My husband (at the time) called our pediatrician in tears that first night, wailing that he didn’t even know how to give a baby a bottle – all the kids had been breastfed, and we didn’t own any baby bottles. I lay awake in the hospital bed, near death, plugged into chemotherapy and prednisone IVs, unable to move, or even roll over by myself.
I’d considered myself a ‘work at home’ mother. Caregiving was a full-time job for me, and I loved it. But, we don’t always get to hold on to the things we love.
I am writing this because the older I get, the more friends I watch struggle with aging parents, or illness close to home I realize how terrible things happen to really good people, how life whizzes by at a breakneck speed and how unlikely heroes and SHE-roes can rise up when we least expect it and influence lives in ways we never could have anticipated.

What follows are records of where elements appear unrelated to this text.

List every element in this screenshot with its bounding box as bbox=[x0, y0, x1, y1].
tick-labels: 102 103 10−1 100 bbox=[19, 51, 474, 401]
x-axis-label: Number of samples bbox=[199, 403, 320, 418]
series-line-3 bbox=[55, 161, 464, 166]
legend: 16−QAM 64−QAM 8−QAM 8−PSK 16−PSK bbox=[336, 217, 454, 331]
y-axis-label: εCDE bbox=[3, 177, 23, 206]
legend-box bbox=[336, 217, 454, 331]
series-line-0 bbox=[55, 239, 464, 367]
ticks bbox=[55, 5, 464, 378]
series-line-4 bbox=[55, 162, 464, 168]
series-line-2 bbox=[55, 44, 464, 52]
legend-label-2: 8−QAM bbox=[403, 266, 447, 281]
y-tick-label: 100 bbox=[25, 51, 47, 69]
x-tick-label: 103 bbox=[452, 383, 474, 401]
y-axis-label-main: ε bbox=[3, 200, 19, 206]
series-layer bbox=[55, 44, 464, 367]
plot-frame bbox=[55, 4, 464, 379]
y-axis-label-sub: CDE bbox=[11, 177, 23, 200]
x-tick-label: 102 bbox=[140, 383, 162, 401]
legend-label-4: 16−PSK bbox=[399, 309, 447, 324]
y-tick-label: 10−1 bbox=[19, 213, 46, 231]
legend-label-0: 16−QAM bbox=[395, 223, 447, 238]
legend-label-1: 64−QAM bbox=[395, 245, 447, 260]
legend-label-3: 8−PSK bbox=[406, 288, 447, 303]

In short, the last 4,380 days of my life have been an unequivocal gift. Everyone in my life, stranger, family, friend or work associate, has been impacted by the courageous gift of my good friend and high school buddy Pam Van Hoesen, who so generously donated her kidney to me on November 30th, 2000 after a seven year battle with SLE and a stint on dialysis at the age of forty three.
Everything I’ve done or said, all the work and energy invested to bring the Museum Of Motherhood to the forefront of the woman-sphere and certainly the many precious moments I’ve shared with family are because of Pam. I discovered my life’s work, and devotion to women’s issues as a direct result of my experiences with illness. In fact, I sometimes wonder, if Pam’s kidney has a special kind of feminist zest that pushed me on to pursue women’s social justice as a passion? I do know this though — I’ve only been able to pursue this line of work because of the miracle of kidney transplantation.
I think about others in need every day and I cannot stress enough, how every day is a gift! Daily struggles aside, financial issues or stresses brought on from work be damned. This is the season of giving; the season of being grateful and the season when we count our blessings, whatever they are. Mine are many. But, none of them would be possible without the work of doctors like Joseph Murray and friends like Pam. I encourage you to take stock during this season and keep your focus on the important stuff, which ironically, isn’t stuff at all.